Independent security researcher Dawid Golunski has released a proof-of-concept exploit code for an unauthenticated remote code execution vulnerability in WordPress 4.6 (CVE-2016-10033), and information about an unauthorized password reset zero-day vulnerability (CVE-2017-8295) in the latest version of the popular CMS.
The vulnerability exists in the PHPMailer library, and can be exploited by unauthenticated remote attackers to gain access to and compromise an target application server on which a vulnerable WordPress Core version is installed (in its default configuration).
“No plugins or non-standard settings are required to exploit the vulnerability,” Golunski noted.
A video demonstration of the exploit has also been released:
The hole has been responsibly disclosed to the WordPress Foundation, and has been plugged in January, with the release of WordPress 4.7.1.
Still, according to the Foundation’s own numbers, nearly 11 percent of all WordPress installation out there are still stuck on the vulnerable version 4.6.
And, as Golunski noted, it’s possible that older WordPress versions are also affected by the same flaw, so the percentage of vulnerable installations could be considerably higher:
Admins who still run these older versions of the popular CMS should upgrade to newer versions, ideally to the latest one (v4.7.4).
Still, even that might not be a guarantee against compromise, as Golunski has also publicly released information and POC code for an unauthorized password reset vulnerability (CVE-2017-8295) that the WordPress Foundation is yet to patch.
According to him and BeyondSecurity, whose SecuriTeam coordinated the disclosure of the flaw to the WordPress developers, the discovery of the vulnerability dates back to mid-2016. Golunski found it in version 4.3.1 of the CMS.
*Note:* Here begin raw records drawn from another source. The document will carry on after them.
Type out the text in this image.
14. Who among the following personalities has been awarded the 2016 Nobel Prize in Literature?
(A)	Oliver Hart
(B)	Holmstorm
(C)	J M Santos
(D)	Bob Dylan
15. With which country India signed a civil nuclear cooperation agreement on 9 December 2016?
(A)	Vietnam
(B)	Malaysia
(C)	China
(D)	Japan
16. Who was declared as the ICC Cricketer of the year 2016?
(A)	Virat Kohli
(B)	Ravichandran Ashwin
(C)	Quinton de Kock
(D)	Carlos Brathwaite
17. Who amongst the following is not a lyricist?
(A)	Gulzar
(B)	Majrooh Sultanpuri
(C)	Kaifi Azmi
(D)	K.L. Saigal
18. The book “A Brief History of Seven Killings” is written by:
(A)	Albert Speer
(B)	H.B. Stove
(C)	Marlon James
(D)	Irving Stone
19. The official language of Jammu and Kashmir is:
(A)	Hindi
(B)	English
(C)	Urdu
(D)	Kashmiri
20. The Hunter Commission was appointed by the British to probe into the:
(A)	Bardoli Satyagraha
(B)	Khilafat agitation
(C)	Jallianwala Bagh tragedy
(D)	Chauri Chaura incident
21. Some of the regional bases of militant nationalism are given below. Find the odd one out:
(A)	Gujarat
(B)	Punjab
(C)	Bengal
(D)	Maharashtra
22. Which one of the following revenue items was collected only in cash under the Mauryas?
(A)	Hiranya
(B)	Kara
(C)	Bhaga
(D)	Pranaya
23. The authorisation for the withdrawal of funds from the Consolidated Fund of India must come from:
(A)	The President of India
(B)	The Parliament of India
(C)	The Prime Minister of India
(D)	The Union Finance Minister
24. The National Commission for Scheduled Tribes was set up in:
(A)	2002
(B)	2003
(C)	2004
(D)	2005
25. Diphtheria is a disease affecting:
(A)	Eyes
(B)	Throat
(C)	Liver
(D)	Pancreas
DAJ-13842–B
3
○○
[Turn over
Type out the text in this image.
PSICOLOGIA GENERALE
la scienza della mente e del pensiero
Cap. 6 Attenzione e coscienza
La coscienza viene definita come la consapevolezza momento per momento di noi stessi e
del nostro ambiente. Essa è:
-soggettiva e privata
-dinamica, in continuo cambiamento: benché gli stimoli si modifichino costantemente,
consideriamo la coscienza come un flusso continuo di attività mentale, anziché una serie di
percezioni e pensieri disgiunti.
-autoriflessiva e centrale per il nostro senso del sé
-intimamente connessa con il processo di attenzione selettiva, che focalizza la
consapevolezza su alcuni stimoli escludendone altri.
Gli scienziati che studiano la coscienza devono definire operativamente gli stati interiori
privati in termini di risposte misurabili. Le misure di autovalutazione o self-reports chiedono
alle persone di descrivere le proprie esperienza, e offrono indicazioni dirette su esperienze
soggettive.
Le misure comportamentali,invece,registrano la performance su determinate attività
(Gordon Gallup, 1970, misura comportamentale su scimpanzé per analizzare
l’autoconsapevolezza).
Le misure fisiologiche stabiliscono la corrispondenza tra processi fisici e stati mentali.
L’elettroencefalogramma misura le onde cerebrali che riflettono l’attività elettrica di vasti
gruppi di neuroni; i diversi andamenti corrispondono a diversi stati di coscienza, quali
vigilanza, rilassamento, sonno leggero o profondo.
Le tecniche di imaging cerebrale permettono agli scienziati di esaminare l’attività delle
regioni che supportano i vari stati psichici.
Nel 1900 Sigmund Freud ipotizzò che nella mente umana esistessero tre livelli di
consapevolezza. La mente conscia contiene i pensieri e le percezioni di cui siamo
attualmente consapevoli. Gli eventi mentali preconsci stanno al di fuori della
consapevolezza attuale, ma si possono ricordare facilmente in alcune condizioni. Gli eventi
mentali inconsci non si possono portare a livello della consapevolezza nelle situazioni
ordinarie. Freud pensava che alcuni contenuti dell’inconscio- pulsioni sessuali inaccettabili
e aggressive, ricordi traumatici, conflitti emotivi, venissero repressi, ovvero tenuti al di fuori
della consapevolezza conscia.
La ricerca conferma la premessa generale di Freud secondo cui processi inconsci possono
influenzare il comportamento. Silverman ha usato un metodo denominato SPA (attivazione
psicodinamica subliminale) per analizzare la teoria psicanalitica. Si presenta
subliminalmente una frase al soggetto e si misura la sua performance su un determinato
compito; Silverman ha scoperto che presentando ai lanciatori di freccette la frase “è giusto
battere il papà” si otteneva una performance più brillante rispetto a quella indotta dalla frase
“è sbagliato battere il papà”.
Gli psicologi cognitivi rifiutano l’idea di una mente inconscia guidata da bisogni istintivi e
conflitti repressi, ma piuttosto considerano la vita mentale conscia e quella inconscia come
“WordPress has a password reset feature that contains a vulnerability which might in some cases allow attackers to get hold of the password reset link without previous authentication. Such attack could lead to an attacker gaining unauthorized access to a victim’s WordPress account,” BeyondSecurity explained.
“The vulnerability stems from WordPress using untrusted data by default when creating a password reset e-mail that is supposed to be delivered only to the e-mail associated with the owner’s account.”
Golunski says that the issue was reported to the WordPress security team multiple times, but they did not confirm whether it has been patched.
He ultimately decided to publish his findings, and offer a temporary solution (“users can enable UseCanonicalName to enforce static SERVER_NAME value”).